Boing Boing has an interesting case today:

“I filled out a web form for a contest from Miller using a throwaway junk email address and then, months after I dumped the throwaway account, I got this to my main account! Not sure I like the idea of companies tracking me down like this.”

I sent a mail to follow up on this, but it’s worth blogging here too.

This is, unfortunately, common practice among the “legitimate” bulk mailer companies; it’s called “e-pending” (short for “email address appending”). Basically, the advertiser contacts one of the big data-mining companies, provides them with the data they have about the customer — name, postal address, etc., and gets them to match that against their database; the data-miner then provides any other email addresses they may have on file for that user, even if those email addrs were provided for bills, promotional use for other companies, etc.

The advertisers contend that permission was given by the person who’s being mailed; the recipients contend that permission was given to send to a specific address, not all of that person’s addresses in perpetuity.

Here’s a few more examples of e-pending gone bad: two Jennifer Millers, Sony scraping ancient Internic contact addresses, Spamvertized.org comment on the practice, Joe St.
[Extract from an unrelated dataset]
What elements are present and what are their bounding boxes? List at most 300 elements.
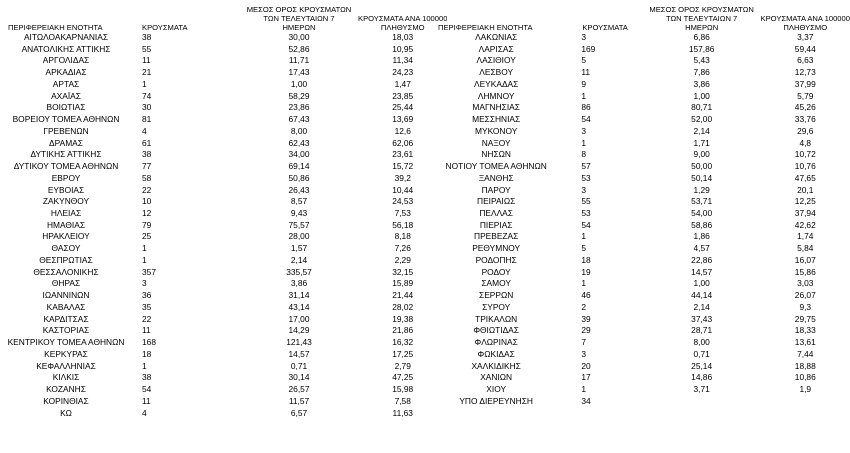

Sauver comments.

It’s exclusively a US phenomenon, as far as I know; I think most cases of e-pending are rendered illegal under EU data protection law. Handy. ;)

Update: Brian at the Spam Kings weblog notes that ‘this spooky little spam was the work of Equifax, the big credit reporting agency that shut down its Boca Raton-based spam operation, Naviant, in 2003, due to the impending passage of CAN-SPAM.’